I versetti e gli hadith tramandati sono chiari a questo riguardo ribadiscono che il matrimonio esige la libertà dei contraenti. Nessuna etica tribale e nessun costume tradizionale può giustificare questo tipo di matrimonio e il nostro dovere come musulmani è quello di pronunciarci chiaramente contro tale abitudine incivile.

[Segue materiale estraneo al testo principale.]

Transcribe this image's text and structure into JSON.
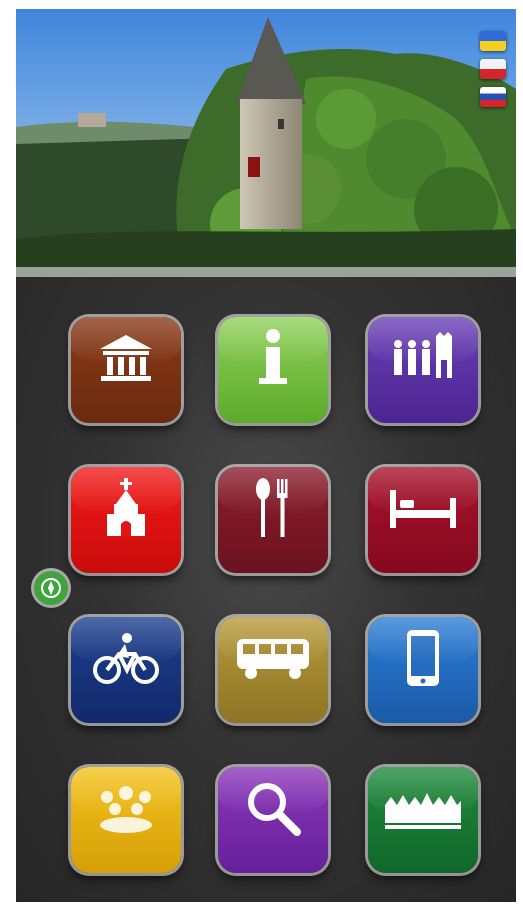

Patrizia Khadija evidenzia come questa usanza esista sia nelle famiglie agiate che in quelle poverissime e ci fa notare che la costrizione può essere esercitata in due modi differenti, ovvero quella fisica dove lo sposo o la sposa vengono chiaramente imposti attraverso durissime discussioni, e quella silente, psicologica, dove, di fatto, si emargina il soggetto non obbediente, giocando sui sensi di colpa. Questo secondo caso è più diffuso, più difficile da combattere e peraltro ben celato all’interno dell’intimità delle famiglie.
Esistono alcuni casi ben espliciti, ma altri che non sono evidenti e rimangono silenziosi anche in occidente all’interno di famiglie apparentemente colte ed integrate.
Interviene, poi, Mahmoud El Sayed, Imam di Milano, che propone un breve riassunto dei precetti islamici del matrimonio, cominciando ad evidenziare i due cardini della sana società islamica che sono la scienza, ovvero la luce attraverso la conoscenza che guida verso il bene e verso Dio; e la giustizia, che conduce al rispetto degli altri e dei loro e ad una serena convivenza.
Tema dell’importanza della conoscenza nell’islam che è stato anche sottolineato da Cinzia Aisha Rodolfi.
Se Dio non obbliga alla pratica del culto fede, perché essa deve essere un avvicinarsi a Lui in totale e sincera fiducia, come potrebbe allora obbligare alle pratiche sociali o familiari?
Certamente i genitori devono essere attivi consiglieri ed educatori, semmai indirizzare a scelte libere consapevoli, dopo aver dato gli strumenti culturali per farle.
Pieno e sincero consenso dei contraenti; dono alla sposa; testimoni affidabili e sinceri sono i fattori indispensabili affinché un matrimonio sia islamicamente valido.
A seguire ascoltiamo con piacere l’intervento del consigliere comunale Simona Vespo, che invita al dialogo interculturale e interreligioso, quindi quello del diacono che ci illustra l’opera dell’associazione diocesana Migrantes, all’interno della società albenganese .
Conclude la conferenza e apre il dibattito finale l’insegnante Giuliano Falco proponendo altri incontri e ci ringrazia per aver portato la ricchezza di contenuti davvero condivisibili.
Ci attende sulla strada di ritorno una pioggia battente, ma ciò non ci impedisce di riflettere su questa giornata costruttiva, all’insegna dell’informazione sul messaggio vero della nostra amata religione. Un sassolino alla volta potrà formare una montagna, se Dio vorrà.
Allah ci guidi al bene e alla prossima esperienza di dialogo.